Find the eccentricity of the ellipse of minor axis is 2b, if the line segment joining the foci subtends an angle `2alpha` at the upper vertex. Also, find the equation of the ellipse if the major axis is 2√2

To solve the problem, we need to find the eccentricity of the ellipse given that the minor axis is \(2b\) and the line segment joining the foci subtends an angle \(2\alpha\) at the upper vertex.

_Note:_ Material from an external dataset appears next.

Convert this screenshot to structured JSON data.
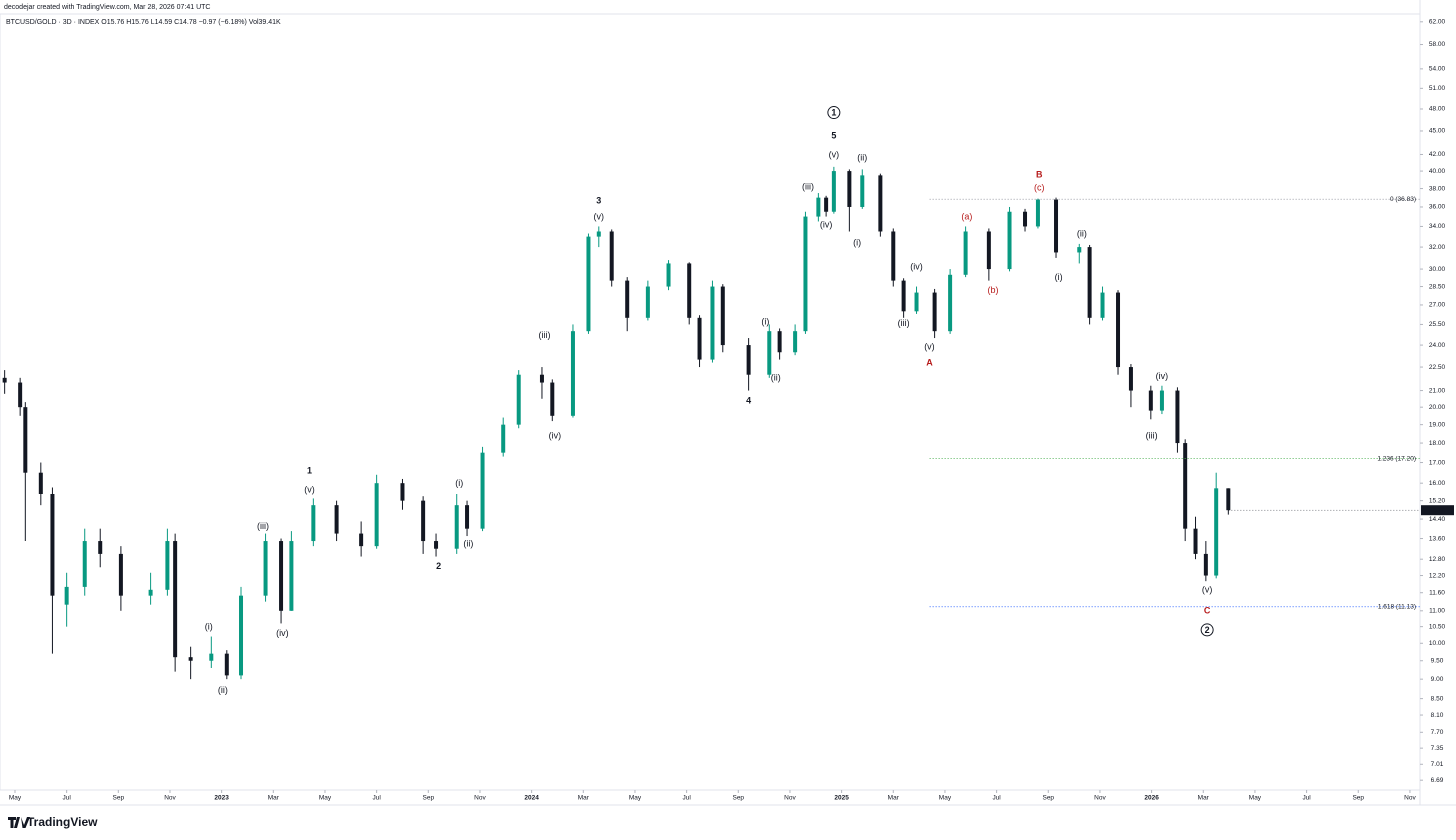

We also need to find the equation of the ellipse given that the major axis is \(2\sqrt{2}\). ### Step 1: Understand the properties of the ellipse The standard form of an ellipse with a horizontal major axis is given by: \[ \frac{x^2}{a^2} + \frac{y^2}{b^2} = 1 \] where \(2a\) is the length of the major axis and \(2b\) is the length of the minor axis. ### Step 2: Identify the values of \(a\) and \(b\) From the problem, we know: - The minor axis is \(2b\), so \(b = 1\) (since \(2b = 2\)). - The major axis is \(2\sqrt{2}\), so \(a = \sqrt{2}\) (since \(2a = 2\sqrt{2}\)). ### Step 3: Use the relationship between \(a\), \(b\), and eccentricity \(e\) The relationship between \(a\), \(b\), and eccentricity \(e\) for an ellipse is given by: \[ b^2 = a^2(1 - e^2) \] Substituting the values of \(a\) and \(b\): \[ 1^2 = (\sqrt{2})^2(1 - e^2) \] This simplifies to: \[ 1 = 2(1 - e^2) \] \[ 1 = 2 - 2e^2 \] \[ 2e^2 = 2 - 1 \] \[ 2e^2 = 1 \] \[ e^2 = \frac{1}{2} \] Taking the square root gives: \[ e = \frac{1}{\sqrt{2}} = \frac{\sqrt{2}}{2} \] ### Step 4: Find the equation of the ellipse Now that we have \(a\) and \(b\), we can write the equation of the ellipse: \[ \frac{x^2}{(\sqrt{2})^2} + \frac{y^2}{1^2} = 1 \] This simplifies to: \[ \frac{x^2}{2} + y^2 = 1 \] ### Final Results 1. The eccentricity \(e\) of the ellipse is \(\frac{\sqrt{2}}{2}\). 2. The equation of the ellipse is \(\frac{x^2}{2} + y^2 = 1\).